Dr Jacobeth Pooe, who was a member of the panel of three psychiatri­sts who had assessed Matjane, yesterday took the stand in the North Gauteng High Court to shed more light on why the panel found that Matjane could be held criminally responsibl­e for her actions.

The mother is accused of killing the two boys in April 2015 after fetching them from school and driving from Pretoria east to a remote spot in Hammanskra­al, where she shot them at point-blank range.

The mother’s defence is that while she did not deny she had pulled the trigger, she could not remember anything about the actual killings.

Psychiatri­st Dr Ivanov Savov this week testified on her behalf and said she could not be held responsibl­e for her actions due to the side effects of the medication she had taken for a few days leading up to the incident and on the day of the killings. He diagnosed her as suffering from sane automatism.

But Pooe said from her assessment, there was nothing to make her believe that the woman had suffered from a mental defect which resulted in her killing lvero, 2, and Keyondre, 6.

The expert said on the day, Matjane acted normally; she fetched her children from school, strapped them into the car and drove normally until she found a remote spot.

The next thing she claimed she remembered was “waking up” and finding her sons dead, one in a pool of blood outside and the other in the front seat of the car.

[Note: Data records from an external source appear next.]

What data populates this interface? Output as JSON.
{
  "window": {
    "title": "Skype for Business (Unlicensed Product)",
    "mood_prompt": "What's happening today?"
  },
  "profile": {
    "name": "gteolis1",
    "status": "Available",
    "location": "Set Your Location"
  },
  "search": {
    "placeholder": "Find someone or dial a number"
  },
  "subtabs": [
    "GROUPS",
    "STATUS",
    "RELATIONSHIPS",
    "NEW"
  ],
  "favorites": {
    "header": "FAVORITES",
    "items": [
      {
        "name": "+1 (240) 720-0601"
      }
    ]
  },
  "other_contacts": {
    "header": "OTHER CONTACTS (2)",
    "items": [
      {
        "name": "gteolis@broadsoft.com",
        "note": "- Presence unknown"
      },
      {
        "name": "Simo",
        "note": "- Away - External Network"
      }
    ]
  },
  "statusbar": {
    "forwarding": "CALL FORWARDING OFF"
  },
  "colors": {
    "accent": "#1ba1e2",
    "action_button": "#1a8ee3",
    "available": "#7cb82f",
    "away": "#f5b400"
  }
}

Matjane told Pooe that she felt suicidal earlier in the day and fetched her husband’s firearm from the safe. She went to the garage to shoot herself, but decided against it. Instead of taking it back, she placed it in the boot of her car. Pooe said if she did not want to use the gun, one would expect her to put it back. “It seems to me this was planned.”

Matjane also told her that she had been feeling depressed for two days prior to the incident. This increased on the day when she returned from taking the children to school and her husband, psychiatri­st Dr Maxwell Matjane, was not home.

Pooe also referred to the fact that after the killings Matjane went to a nearby house to get help, where she asked a woman to phone her mother and her husband. She even supplied their numbers.

Pooe said after she shot the children, she took all the medication in her possession.